Microcosmic retaining mechanism and behavior of screen media with highly argillaceous fine sand from natural gas hydrate reservoir

Abstract

The formation sands of natural gas hydrate (NGH) reservoirs in the South China Sea are fine silty sands with a high content of clay, and it is difficult to be controlled effectively. We carried out a series of experiments to investigate the microcosmic retaining and plugging behavior of screen media with highly argillaceous fine sand samples, with median size of 10.13 μm. The screen sand-retention media and joint involved four types with slot width or accuracy of 20–60 μm.
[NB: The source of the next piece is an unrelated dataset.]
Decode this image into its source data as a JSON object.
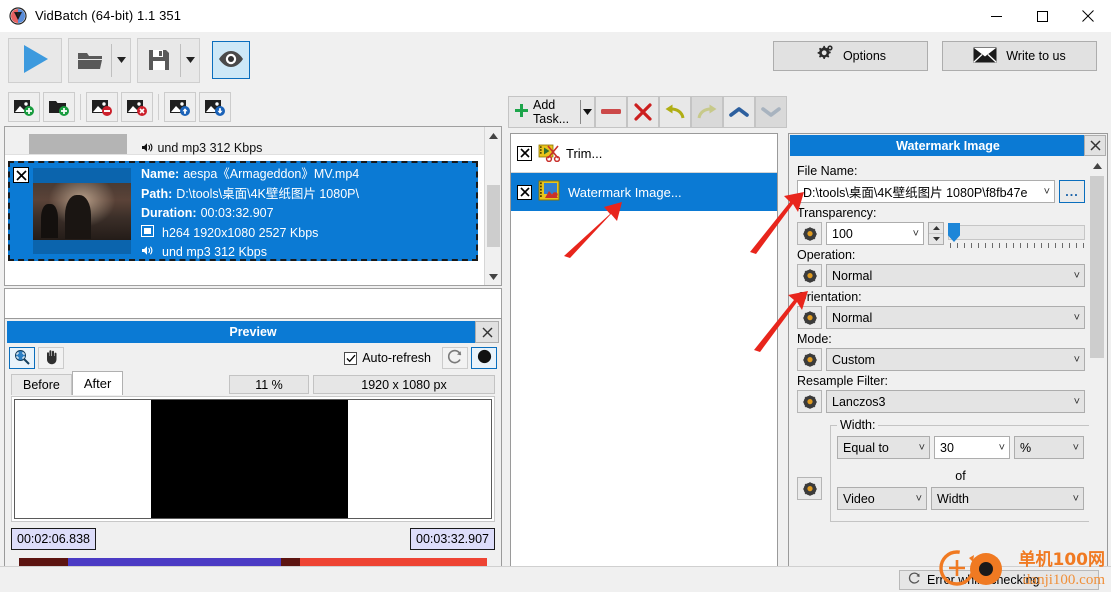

The screen media/joint sample was placed in the linear/radial flowing apparatus, and then the mixture of gas, water and sand were displaced flowing into the media to simulate the sand retaining process. The Microscopic imaging system was used to visually observe the dynamics of sand particle deposition and plugging inside the media as well as on its surface. The plugging permeability and the amount of the passed sand were also analyzed. According to the result, three microcosmic mechanisms of sand retaining and plugging were proposed, concerning fine sand invading and coarse sand bridge, partial sand block, and integrated sand bridge. The plugging permeability performance of screen media generally shows three stages of slow decreasing, rapid increasing and balance. At the balance stage of displacement, the plugging permeability of media sample mostly decreases more than 90%. During the whole test, the sand passing rate tends to slow down gradually, and the final retained sand ratio were more than 85%. Different configurations of sand retraining test show a little difference in plugging performance, depending on the factors of medium type, accuracy, sand characteristics, and flow conditions. Based on the effect of sand retaining and final flow ability observed in these experiments, the sand control in NGH reservoirs with highly argillaceous fine sands is practicable.